Investor John Kenel, who runs an investment business specialising in housing, said there was no question about what he would do in response.
"This means I'll be keeping more property vacant, unfortunately. I buy older houses for development and in the past I could rent them out at low costs until I wanted to develop them. Now, it will be just too hard," Kenel said.
New Zealand has around 1.5 million tenants in about 600,000 properties.
Others say the reforms will make being an investor untenable and predict rental properties will go up for sale from next month.
But economist Shamubeel Eaqub doubted landlords would sell en masse: "So the homes will be bought by renters or already-occupiers."
Prime Minister Jacinda Ardern says an increasing number of New Zealanders are renting.
"The changes we've made as a Government have been about creating balance and making sure that a renter's home is warm and dry. My view is that some of the statements we've seen made publicly does a disservice to landlords. The majority of landlords have good, stable tenants," she said.

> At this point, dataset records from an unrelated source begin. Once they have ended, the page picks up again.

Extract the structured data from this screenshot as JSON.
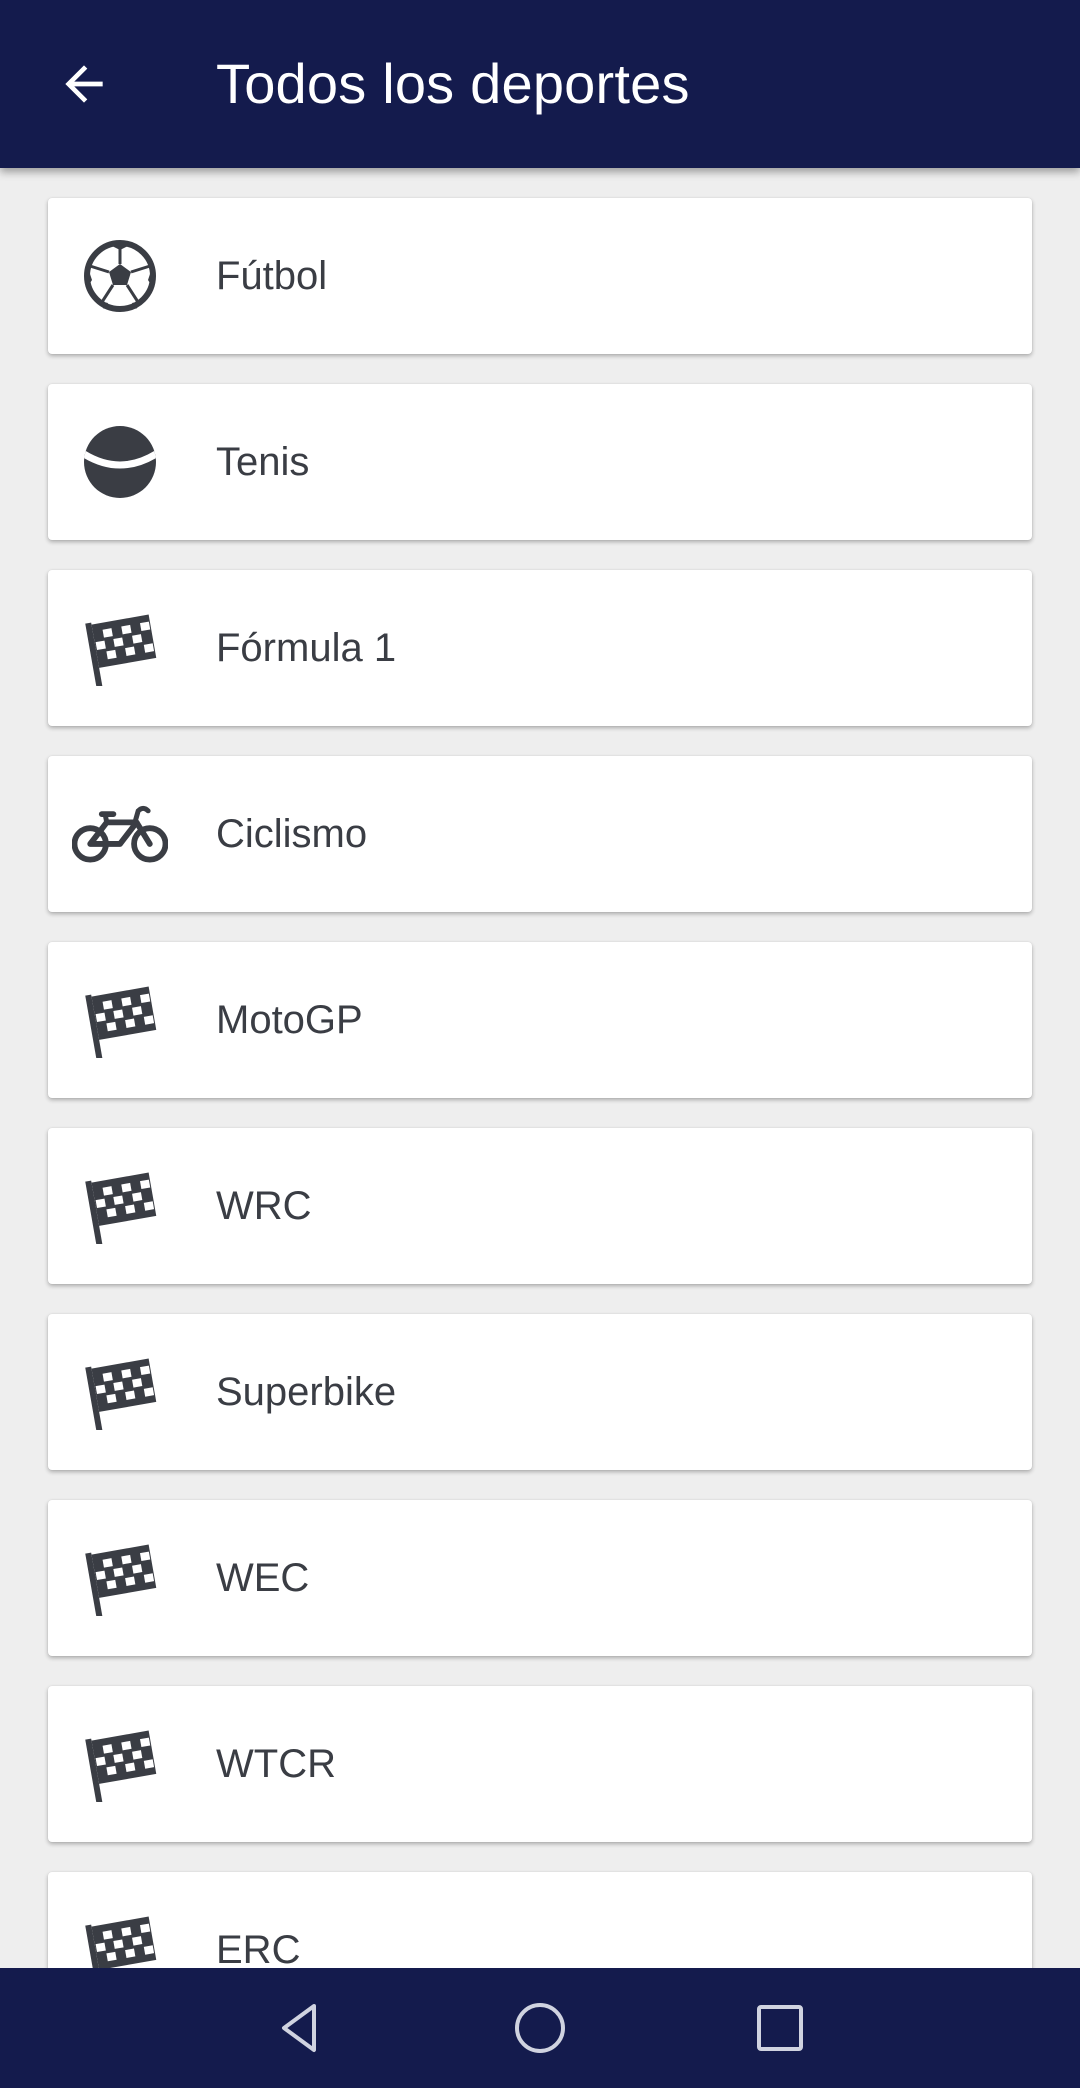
{
  "header": {
    "title": "Todos los deportes",
    "back_icon": "arrow-back-icon"
  },
  "colors": {
    "app_bar": "#141b4d",
    "background": "#eeeeee",
    "card": "#ffffff",
    "text": "#3a3d44",
    "icon": "#3a3d44"
  },
  "sports": [
    {
      "label": "Fútbol",
      "icon": "soccer-ball-icon"
    },
    {
      "label": "Tenis",
      "icon": "tennis-ball-icon"
    },
    {
      "label": "Fórmula 1",
      "icon": "checkered-flag-icon"
    },
    {
      "label": "Ciclismo",
      "icon": "bicycle-icon"
    },
    {
      "label": "MotoGP",
      "icon": "checkered-flag-icon"
    },
    {
      "label": "WRC",
      "icon": "checkered-flag-icon"
    },
    {
      "label": "Superbike",
      "icon": "checkered-flag-icon"
    },
    {
      "label": "WEC",
      "icon": "checkered-flag-icon"
    },
    {
      "label": "WTCR",
      "icon": "checkered-flag-icon"
    },
    {
      "label": "ERC",
      "icon": "checkered-flag-icon"
    }
  ],
  "navigation": {
    "back": "nav-back-icon",
    "home": "nav-home-icon",
    "recents": "nav-recents-icon"
  }
}
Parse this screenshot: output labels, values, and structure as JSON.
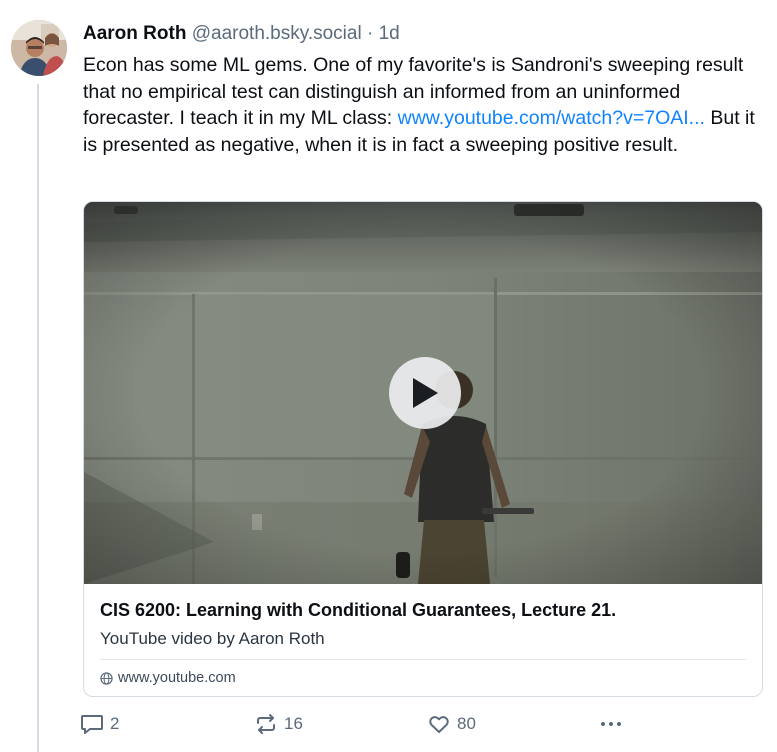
{
  "post": {
    "author_name": "Aaron Roth",
    "author_handle": "@aaroth.bsky.social",
    "separator": "·",
    "timestamp": "1d",
    "text_part1": "Econ has some ML gems. One of my favorite's is Sandroni's sweeping result that no empirical test can distinguish an informed from an uninformed forecaster. I teach it in my ML class: ",
    "link_text": "www.youtube.com/watch?v=7OAI...",
    "text_part2": " But it is presented as negative, when it is in fact a sweeping positive result."
  },
  "embed": {
    "title": "CIS 6200: Learning with Conditional Guarantees, Lecture 21.",
    "description": "YouTube video by Aaron Roth",
    "domain": "www.youtube.com",
    "play_icon": "play-icon",
    "globe_icon": "globe-icon"
  },
  "actions": {
    "reply_count": "2",
    "repost_count": "16",
    "like_count": "80",
    "reply_icon": "reply-icon",
    "repost_icon": "repost-icon",
    "like_icon": "heart-icon",
    "more_icon": "more-icon"
  },
  "colors": {
    "link": "#1083fe",
    "muted": "#5b6b7c",
    "border": "#d4dbe2"
  }
}
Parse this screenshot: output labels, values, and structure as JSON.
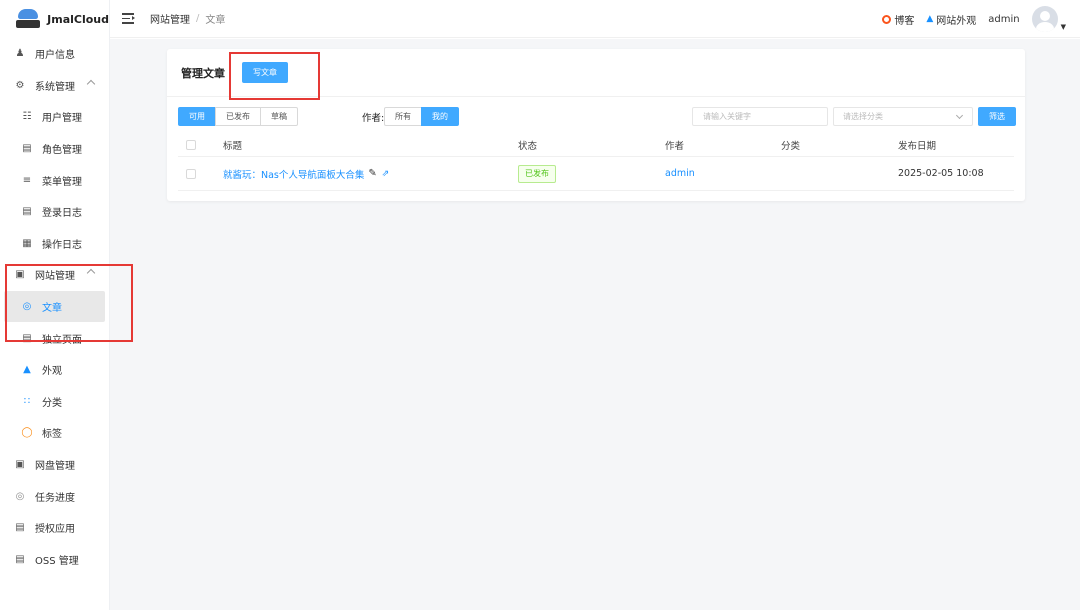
{
  "app": {
    "name": "JmalCloud"
  },
  "sidebar": {
    "items": [
      {
        "label": "用户信息",
        "icon": "user-icon"
      },
      {
        "label": "系统管理",
        "icon": "gear-icon",
        "expanded": true
      },
      {
        "label": "用户管理",
        "icon": "users-icon"
      },
      {
        "label": "角色管理",
        "icon": "id-card-icon"
      },
      {
        "label": "菜单管理",
        "icon": "sliders-icon"
      },
      {
        "label": "登录日志",
        "icon": "log-icon"
      },
      {
        "label": "操作日志",
        "icon": "operation-log-icon"
      },
      {
        "label": "网站管理",
        "icon": "website-icon",
        "expanded": true
      },
      {
        "label": "文章",
        "icon": "article-icon",
        "active": true
      },
      {
        "label": "独立页面",
        "icon": "page-icon"
      },
      {
        "label": "外观",
        "icon": "shirt-icon"
      },
      {
        "label": "分类",
        "icon": "category-icon"
      },
      {
        "label": "标签",
        "icon": "tag-icon"
      },
      {
        "label": "网盘管理",
        "icon": "disk-icon"
      },
      {
        "label": "任务进度",
        "icon": "progress-icon"
      },
      {
        "label": "授权应用",
        "icon": "auth-app-icon"
      },
      {
        "label": "OSS 管理",
        "icon": "oss-icon"
      }
    ]
  },
  "header": {
    "breadcrumb": [
      "网站管理",
      "文章"
    ],
    "separator": "/",
    "blog_label": "博客",
    "appearance_label": "网站外观",
    "username": "admin"
  },
  "card": {
    "title": "管理文章",
    "write_button": "写文章"
  },
  "filters": {
    "status_tabs": [
      "可用",
      "已发布",
      "草稿"
    ],
    "status_selected": "可用",
    "author_label": "作者:",
    "author_tabs": [
      "所有",
      "我的"
    ],
    "author_selected": "我的",
    "keyword_placeholder": "请输入关键字",
    "category_placeholder": "请选择分类",
    "filter_button": "筛选"
  },
  "table": {
    "columns": [
      "标题",
      "状态",
      "作者",
      "分类",
      "发布日期"
    ],
    "rows": [
      {
        "title": "就酱玩：Nas个人导航面板大合集",
        "status": "已发布",
        "author": "admin",
        "category": "",
        "date": "2025-02-05 10:08"
      }
    ]
  },
  "colors": {
    "primary": "#1890ff",
    "button": "#40a9ff",
    "success": "#52c41a",
    "annotation": "#e53935"
  }
}
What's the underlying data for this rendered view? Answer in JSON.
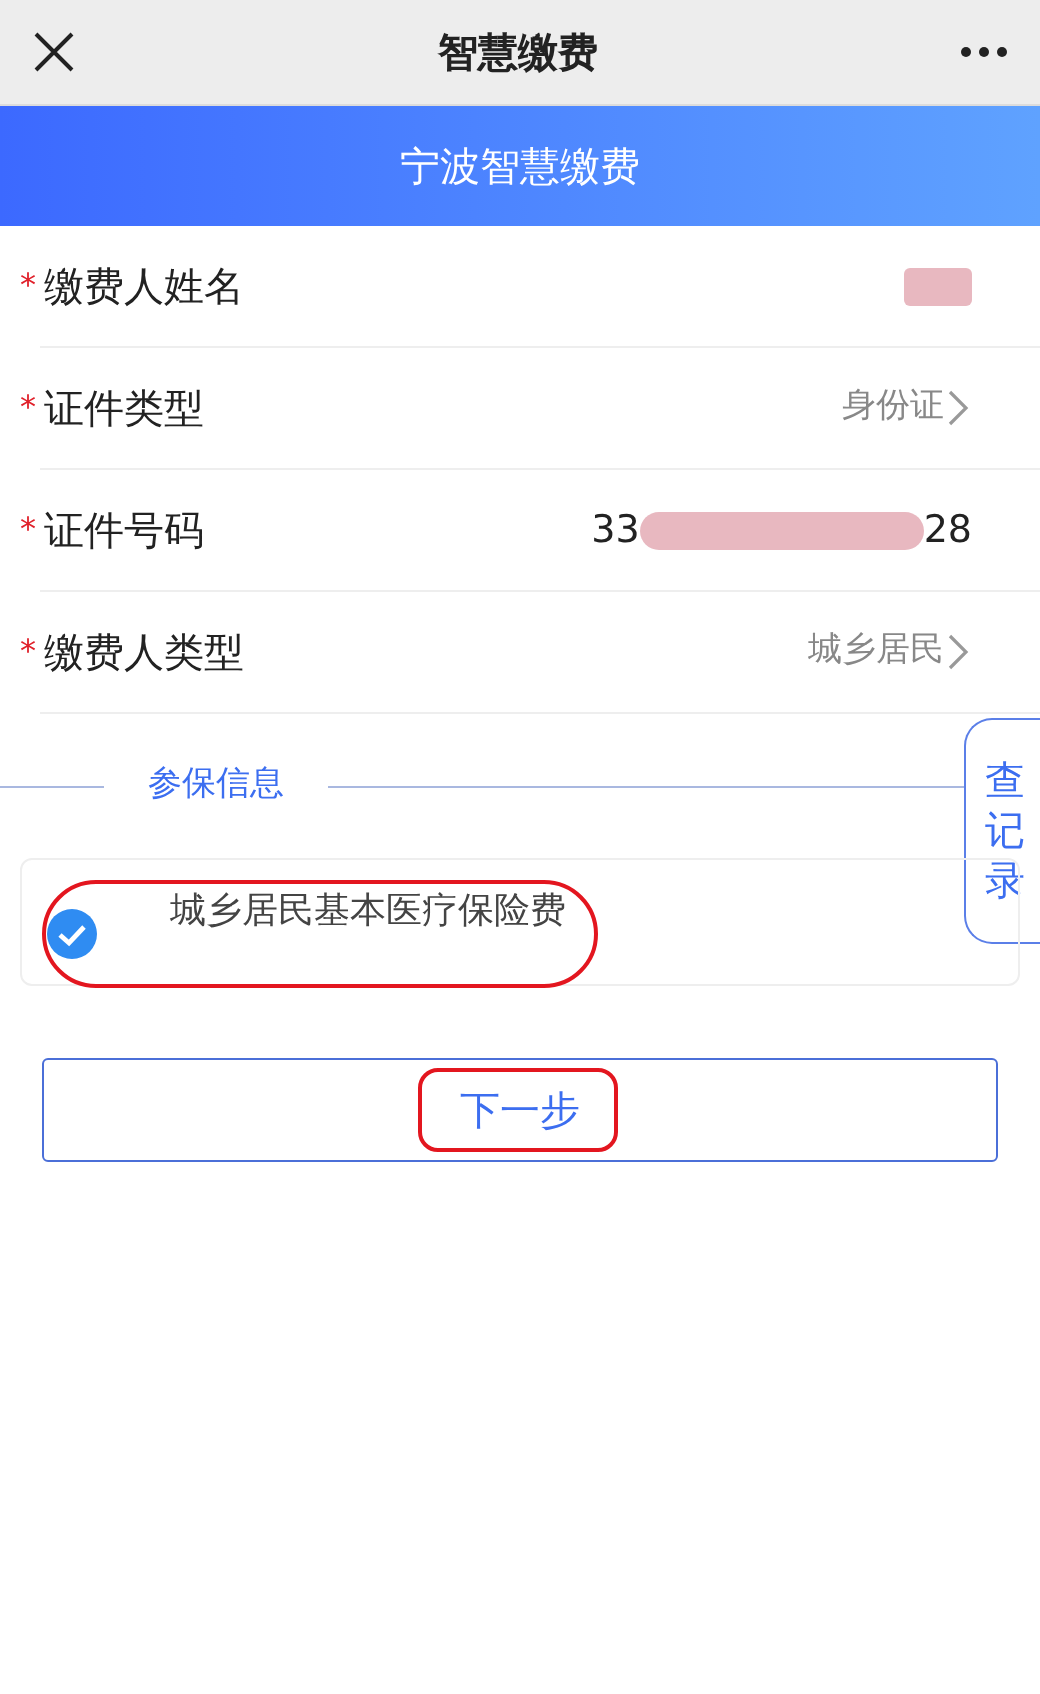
{
  "top_bar": {
    "title": "智慧缴费"
  },
  "banner": {
    "title": "宁波智慧缴费"
  },
  "fields": [
    {
      "required_mark": "*",
      "label": "缴费人姓名",
      "kind": "redacted"
    },
    {
      "required_mark": "*",
      "label": "证件类型",
      "kind": "select",
      "value": "身份证"
    },
    {
      "required_mark": "*",
      "label": "证件号码",
      "kind": "masked",
      "prefix": "33",
      "suffix": "28"
    },
    {
      "required_mark": "*",
      "label": "缴费人类型",
      "kind": "select",
      "value": "城乡居民"
    }
  ],
  "section": {
    "title": "参保信息"
  },
  "side_tab": {
    "label": "查记录"
  },
  "insurance_items": [
    {
      "label": "城乡居民基本医疗保险费",
      "checked": true,
      "annotated": true
    }
  ],
  "next_button": {
    "label": "下一步",
    "annotated": true
  }
}
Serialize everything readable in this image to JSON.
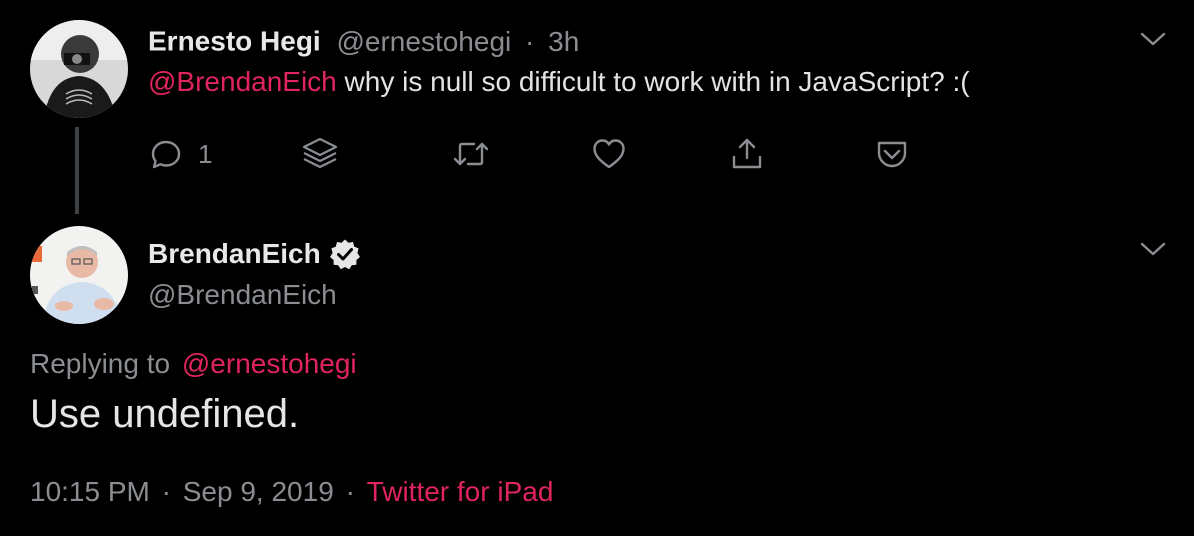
{
  "tweet1": {
    "display_name": "Ernesto Hegi",
    "handle": "@ernestohegi",
    "separator": "·",
    "time": "3h",
    "mention": "@BrendanEich",
    "text": " why is null so difficult to work with in JavaScript? :(",
    "reply_count": "1",
    "icons": [
      "reply-icon",
      "layers-icon",
      "retweet-icon",
      "like-icon",
      "share-icon",
      "pocket-icon",
      "chevron-down-icon"
    ]
  },
  "tweet2": {
    "display_name": "BrendanEich",
    "verified": true,
    "handle": "@BrendanEich",
    "replying_label": "Replying to",
    "replying_to": "@ernestohegi",
    "text": "Use undefined.",
    "time": "10:15 PM",
    "date": "Sep 9, 2019",
    "separator": "·",
    "source": "Twitter for iPad"
  },
  "colors": {
    "background": "#000000",
    "accent": "#e0245e",
    "muted": "#8a8d91",
    "text": "#e3e3e3"
  }
}
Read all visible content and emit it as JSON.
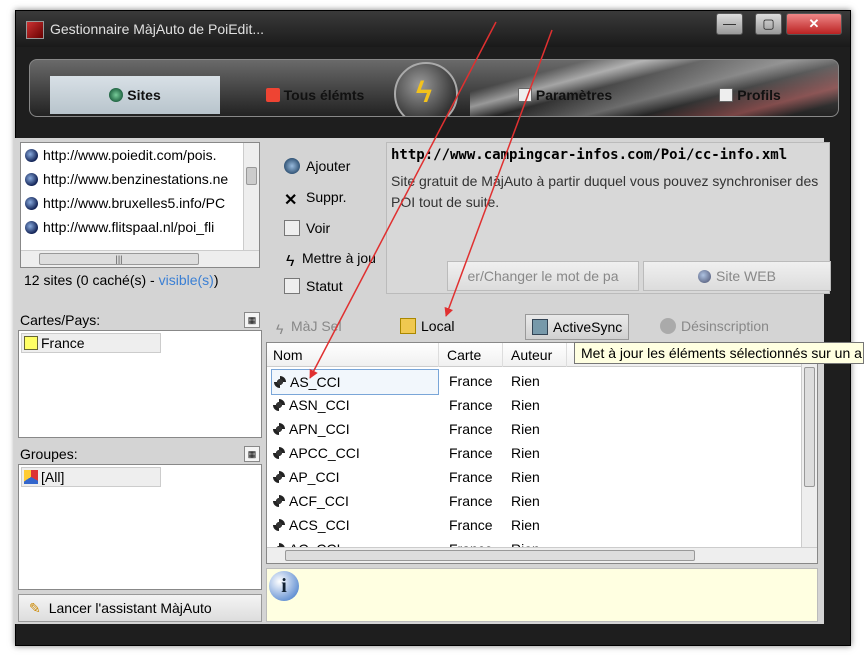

From the middle of this year, further new housing standards come into force to ensure homes are fit for purpose to rent. From July 1, further health home standards become mandatory.
Tougher laws mean landlords will need to comply with new heating insulation, ventilation, moisture and drainage and draught-stopping standards.
Kenel said other housing developers he knew would also not rent their places.
"The Government just doesn't understand cause and effect," Kenel said, refusing to say how many properties he owned but indicating it was many.
After the Residential Tenancies Amendment Act was passed last August, the Real Estate Institute said it would do more harm than good. Bindi Norwell, outgoing chief executive, said a survey found 46 per cent of landlords and investors said it was likely or highly likely they would sell their rental property if removal of the right to issue a 90-day notice went ahead.
That is now law and from February 11, landlords will be more restricted from evicting tenants.
"Given we already have a shortage of quality rental stock across the country, this is problematic as it will further reduce the pool of rental properties available and likely push up rents even further," Norwell said.
"With median rents in Auckland having risen 9.8 per cent in the last three years from $510 to $550/week and in Wellington by 20.2 per cent from $420 to $505/week, it will be interesting to see how much higher rents go as more landlords withdraw from the market," she said.
Tenants without an excellent rental history might now find it even harder than they already do, given how hard it will now be to remove tenants who end up significantly in arrears, she said.
Accountant Anthony Appleton-Tattersall, who specialises in property, said the February 11 changes were sweeping.
"These changes really will result in some pretty serious unintended consequences for this Government. While I'm reasonably sure that most of the 'landlords will quit the market' rhetoric is just that, I am certain that tenants whose records are more marginal will no longer be given that shot," he said.
"The downside risk of renting to a problem tenant will now be so huge that most landlords would see a vacant property as preferable to a chance at being stuck with a tenant from hell," Appleton-Tattersall said.
"Short term these changes are awful for landlords. Long term, the unintended consequences will just push rents and property prices up, and landlords who stick with it, win eventually. They always do."
He was unaware of the 14-day notice landlords will be able to issue for assault, a further change but not due to come into effect until August.
"But in what world should a person charged by police with assault against their landlord have the right to live there for a further 14 days? They should be put out overnight if the police took notice," Appleton-Tattersall said.
One of the most controversial and biggest changes is an end to no-cause terminations: landlords won't be able to axe tenancies without lawful reason from next month, meaning they can't just give the 90 days' notice without any cause.
The tenancy can still be ended if the landlord proposes to sell but instead of the landlord giving 42 days, it becomes 90 days.
Landlords will be able to give other reasons but they will need to be real such as demolishing or changing the premises' use. Three notices for anti-social behaviour is one reason under the changed law, or if the tenant is five days late with the rent on three separate occasions.
Landlords will have to issue a tenant three written notices for separate anti-social acts within 90 days then apply to the Tenancy Tribunal to terminate the tenancy.
Other reasons to seek eviction are:
• if the tenant has been at least five working days late with rent on three separate occasions within 90 days;
• where the landlord will suffer greater hardship than the tenant if the tenancy continues;
• where the landlord or a member of their family or employee requires the premises as their principal place of residence.
From last August, it became illegal to raise rents every three or six months and instead is now limited to annually.